JOHN, PAUL, GEORGE… and Dennis? It doesn’t trip off the tongue, but that was the scene immortalis­ed in Kodachrome as a slimmeddow­n Quarrymen limbered up for a set in the back parlour of 147 Dinas Lane, Huyton, the home of Paul’s Uncle Harry and Auntie Gin, on March 8, 1958.

“It was a wedding reception for cousin Ian and his wife Jackie,” explains Mike McCartney, the picture taker. “Uncle Harry had quite a posh house, a big semi next to a bowls club – he was a joiner. Dennis Littler was cousin Ian’s bezzy mate. I hate it whenever he gets cropped out of the picture. Photograph­y is not about famous people – it’s about life.”

Life teems in Mike McCartney’s Early Liverpool, a definitive collection of his photograph­y published next month by Genesis Books. Inside, we encounter The Beatles’ baby steps and plenty besides, much of it unseen. It would still be unseen if his wife hadn’t insisted on a clear-out of Mike’s “crap”. “She said, we have to take some of these old books to Oxfam,” McCartney recalls. “I picked out a blue hardback copy of John Steinbeck’s The Pearl, with a stamp from the Liverpool Institute High School For Boys. I threw it in the middle of the room and something popped out. It was a print of our kid. And I remembered: when you’d dried your prints you’d put them in books to flatten them out, otherwise they’d curl.”

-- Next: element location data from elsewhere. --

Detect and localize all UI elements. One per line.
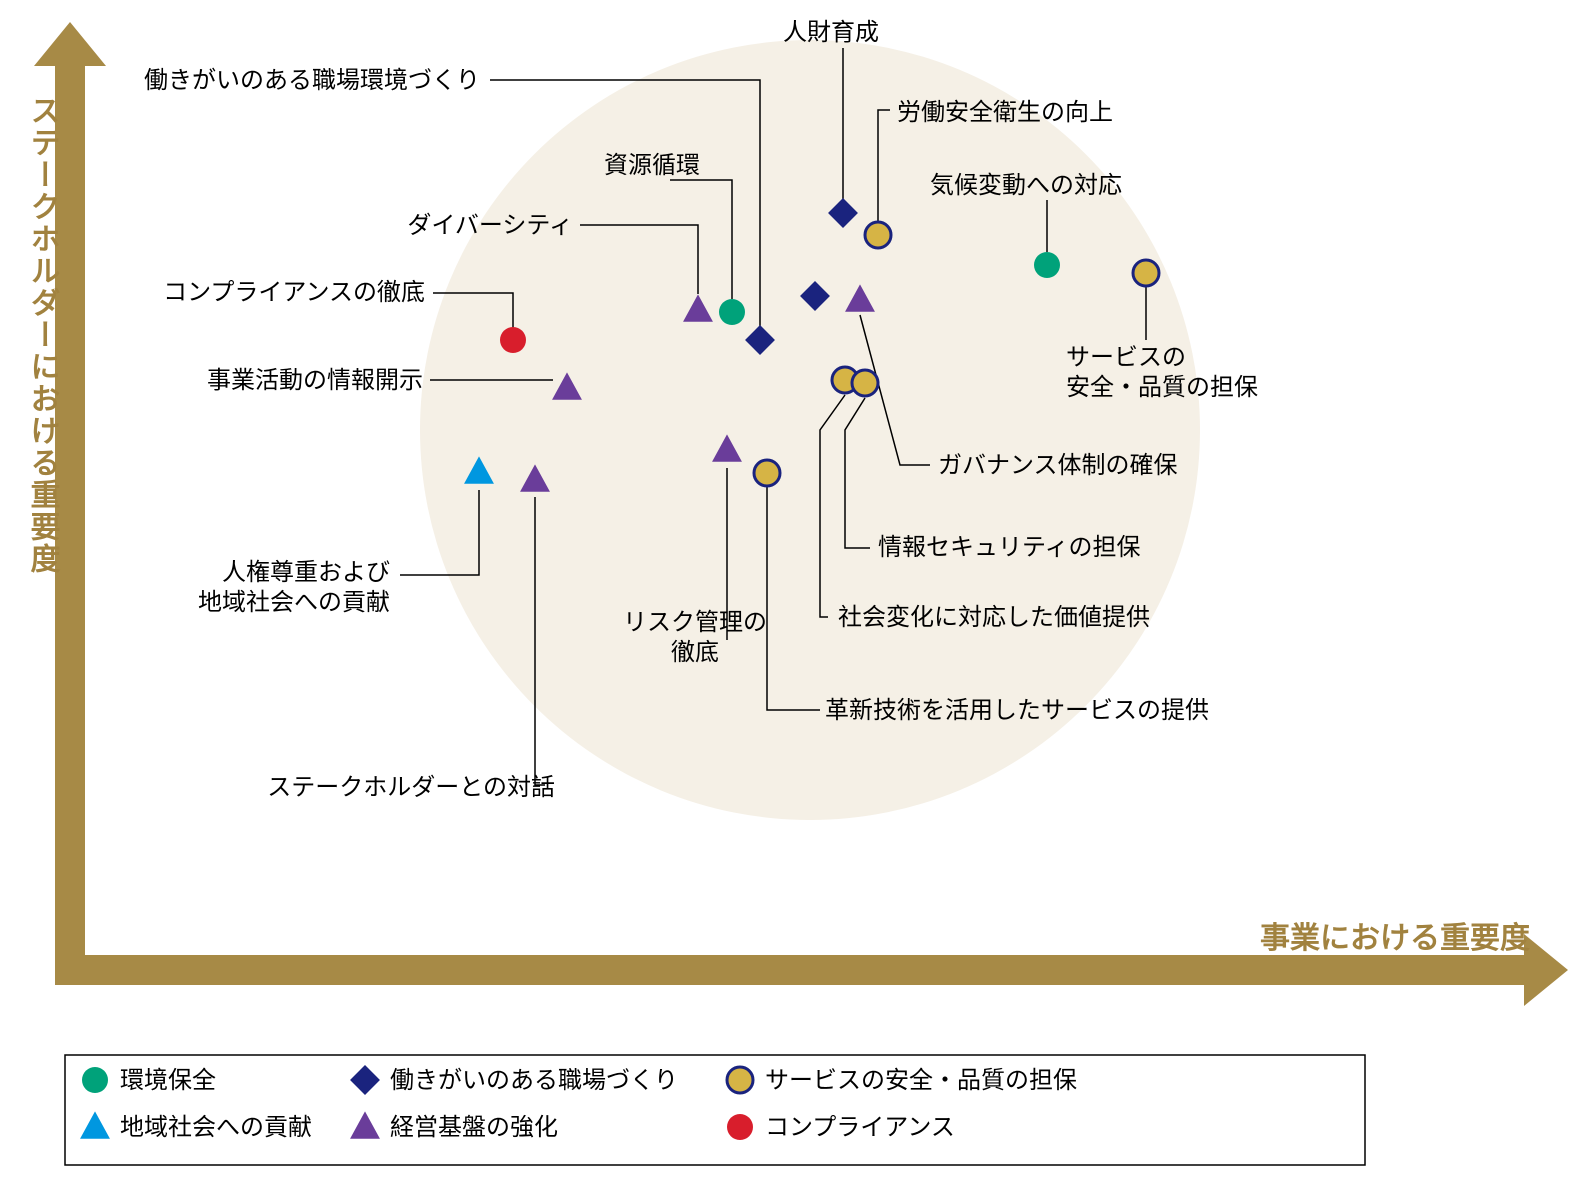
point-p10 [852,370,878,396]
label-p17: コンプライアンスの徹底 [163,279,425,306]
label-p16: ダイバーシティ [407,212,573,239]
y-axis-label: ステークホルダーにおける重要度 [26,95,61,575]
point-p1 [719,299,745,325]
label-p5: 人財育成 [783,19,879,46]
legend-item-workplace: 働きがいのある職場づくり [350,1065,678,1095]
legend-item-compliance: コンプライアンス [727,1114,955,1141]
legend-item-community: 地域社会への貢献 [80,1111,312,1141]
svg-text:コンプライアンス: コンプライアンス [765,1114,955,1141]
label-p1: 資源循環 [604,152,700,179]
label-p2: 気候変動への対応 [930,172,1122,199]
x-axis-label: 事業における重要度 [1260,922,1530,955]
svg-text:働きがいのある職場づくり: 働きがいのある職場づくり [390,1067,678,1094]
point-p17 [500,327,526,353]
svg-text:地域社会への貢献: 地域社会への貢献 [120,1114,312,1141]
point-p6 [865,222,891,248]
label-p8: 革新技術を活用したサービスの提供 [825,697,1209,724]
label-p6: 労働安全衛生の向上 [897,99,1113,126]
label-p3: 働きがいのある職場環境づくり [144,67,480,94]
materiality-chart: 資源循環気候変動への対応 働きがいのある職場環境づくり 人財育成労働安全衛生の向上サ… [0,0,1584,1186]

CCARTNEY FOUND SHOTS HE NO longer had negatives for, many redolent of life at 20 Forthlin Road, Allerton, the two-up-two-down behind the Police Training Academy where James McCartney and sons Paul and Mike strove to make ends meet after the death of midwife mum Mary. There’s a shot of Paul talking to the cleaner Nora, sneakily taken from the boys’ bedroom window (“She really didn’t want me to take a picture of her – thought it was the devil’s work!”) plus photos of the nascent Beatles, at Forthlin Rd, the Cavern Club and elsewhere.

McCartney’s evocative photograph­y reminds the viewer that these were indeed different times. Monumental cityscapes, bomb sites and harbour views project romance atop the reality of late-’50s and early-’60s Liverpool. And there’s a shot of Mike with rock’n’roll hero Gene Vincent at the Cavern, taken by Paul, in which Mike – then an apprentice hairdresse­r at Andre Bernard – holds a comb under his nose in an imitation of Adolf Hitler. “As you can see,” says Mike drily, “Gene wasn’t that impressed.”

Mike, a hitmaker in his own right with Scaffold, hasn’t always appreciate­d being considered a Beatle appendage. “I won’t say it’s boring because it was so dynamic,” he says. “But I like to break away.” Yet his lens can’t help but fill in important aspects of the group’s early story: lashings of their inborn character and burgeoning charisma.

“I’m like Rembrandt’s kid brother,” he chuckles. “While he’s painting his masterpiec­es I’m doing his portrait in crayons.”